Respondents argue that, as a matter of federal law, claims to arbitration by nonparties are not "referable to arbitration under an agreement in writing," 9 U.S.C. § 3 (emphasis added), because they "seek to bind a signatory to an arbitral obligation beyond that signatory's strictly contractual obligation to arbitrate" …. Perhaps that would be true if § 3 mandated stays only for disputes between parties to a written arbitration agreement. But that is not what the statute says. It says that stays are required if the claims are "referable to arbitration under an agreement in writing." If a written arbitration provision is made enforceable against (or for the benefit of) a third party under state contract law, the statute's terms are fulfilled.

[Appealability by Non-Party to Arbitration Agreement]

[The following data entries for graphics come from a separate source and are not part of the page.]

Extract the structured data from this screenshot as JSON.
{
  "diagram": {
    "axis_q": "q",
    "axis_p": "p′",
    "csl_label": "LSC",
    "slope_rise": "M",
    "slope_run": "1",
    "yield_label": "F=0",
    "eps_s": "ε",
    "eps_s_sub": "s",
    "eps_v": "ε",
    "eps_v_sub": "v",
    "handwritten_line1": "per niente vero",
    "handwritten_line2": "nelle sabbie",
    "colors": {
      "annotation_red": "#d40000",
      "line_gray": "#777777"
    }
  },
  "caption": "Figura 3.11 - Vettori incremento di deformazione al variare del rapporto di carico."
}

Ordinarily, courts of appeals have jurisdiction only over "final decisions" of district courts. 28 U.S.C. § 1291. The FAA, however, makes an exception to that finality requirement, providing that "an appeal may be taken from ... an order … refusing a stay of any action under section 3 of this title." 9 U.S.C. § 16(a)(1)(A). By that provision's clear and unambiguous terms, any litigant who asks for a stay under § 3 is entitled to an immediate appeal from denial of that motion — regardless of whether the litigant is in fact eligible for a stay. Because each petitioner in this case explicitly asked for a stay pursuant to § 3, App. 52, 54, 63, 65, the Sixth Circuit had jurisdiction to review the District Court's denial.